SLL: Xoxo Saltern Loss
Today’s lesson is Xoxo. Yet another squalid little tragedy out in the wilds off the Isle of Word. It’s a wonder any of those little islands are even left, given all the misery that’s been inflicted on them over the centuries. But then, I assure you they deserve it.
The problem with history is that when memories become sufficently long, no one’s hands are clean of blood. Today’s victims are yesterday’s murderers, and today’s slaves once held the whiphand. If it was not their current enemies whom they wronged, so much the worse; the story of the Mother Countries, the story of civilization, is the story of angry hateful people smacking each other with rocks and words. You would have arrived at this conclusion yourself, if you had bothered to do the reading.
This does not excuse any particular act of violence, but the Pelagic Master taught us to take the long view. When someone does something bad to you, chances are you deserved it, and chances are that they’ll be punished for it down the line. What crime, then, might the city of Xoxo have committed to deserve the tragic event called the Xoxo Saltern Loss? Was there somewhere another, finer city, one which the people of Xoxo had covered with scorpions and mocked and written cruel songs of?
The short answer is that it does not matter.

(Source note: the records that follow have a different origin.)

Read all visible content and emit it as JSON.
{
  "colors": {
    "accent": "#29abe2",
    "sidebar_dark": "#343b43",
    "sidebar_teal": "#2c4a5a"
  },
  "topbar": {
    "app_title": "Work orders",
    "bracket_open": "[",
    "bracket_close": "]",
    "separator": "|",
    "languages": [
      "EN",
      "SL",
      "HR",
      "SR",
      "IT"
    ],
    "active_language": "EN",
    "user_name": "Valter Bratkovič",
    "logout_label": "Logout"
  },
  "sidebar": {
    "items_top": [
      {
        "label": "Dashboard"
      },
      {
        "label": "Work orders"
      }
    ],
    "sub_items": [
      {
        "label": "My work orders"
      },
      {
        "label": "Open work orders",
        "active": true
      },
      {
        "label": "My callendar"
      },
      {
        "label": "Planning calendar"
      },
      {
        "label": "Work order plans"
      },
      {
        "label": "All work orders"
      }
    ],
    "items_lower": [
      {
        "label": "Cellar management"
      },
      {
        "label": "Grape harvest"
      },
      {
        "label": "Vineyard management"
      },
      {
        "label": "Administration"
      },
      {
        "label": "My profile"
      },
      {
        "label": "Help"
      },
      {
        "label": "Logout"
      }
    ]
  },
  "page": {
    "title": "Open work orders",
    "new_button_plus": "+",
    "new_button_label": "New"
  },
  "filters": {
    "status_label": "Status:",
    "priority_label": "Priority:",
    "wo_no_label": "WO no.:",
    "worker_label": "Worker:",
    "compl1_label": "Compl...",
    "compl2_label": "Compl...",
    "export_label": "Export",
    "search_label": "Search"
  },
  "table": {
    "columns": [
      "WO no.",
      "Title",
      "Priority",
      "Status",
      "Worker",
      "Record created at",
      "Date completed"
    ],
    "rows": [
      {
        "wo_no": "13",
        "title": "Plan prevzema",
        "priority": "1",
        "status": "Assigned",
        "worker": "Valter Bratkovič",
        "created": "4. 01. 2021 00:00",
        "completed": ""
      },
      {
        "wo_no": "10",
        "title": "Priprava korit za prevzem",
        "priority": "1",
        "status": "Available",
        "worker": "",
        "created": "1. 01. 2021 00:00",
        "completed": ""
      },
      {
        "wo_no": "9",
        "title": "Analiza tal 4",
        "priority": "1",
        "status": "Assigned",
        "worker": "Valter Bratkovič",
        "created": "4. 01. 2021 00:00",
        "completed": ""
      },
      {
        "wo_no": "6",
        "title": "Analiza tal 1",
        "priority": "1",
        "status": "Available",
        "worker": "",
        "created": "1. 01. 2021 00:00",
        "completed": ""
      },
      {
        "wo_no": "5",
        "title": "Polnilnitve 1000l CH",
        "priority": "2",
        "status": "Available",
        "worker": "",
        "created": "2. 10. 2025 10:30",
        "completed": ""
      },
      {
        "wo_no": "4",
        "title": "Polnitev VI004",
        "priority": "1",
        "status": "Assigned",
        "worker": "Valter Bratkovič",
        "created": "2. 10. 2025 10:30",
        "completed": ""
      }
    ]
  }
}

One way or another, the Xoxo saltworks exploded on the morning of the Sixth of Sixthmonth, DY 1215. The wash of elemental salt caused drydeath over the whole of the city, and the few survivors perished soon after, buried under tons upon tons of activated salt. One poor sibeccai lived for nearly six months in an underground vault its master had constructed for a wine cellar, living off supplies stolen from its late master’s house and waiting a rescue that never came. We know this thanks to the perservative effect the activated salt had on the truenames of its victims; their memories were encased and maintained almost as if by memory-stones.
The long answer is that witches did it. Any questions about that? I thought not.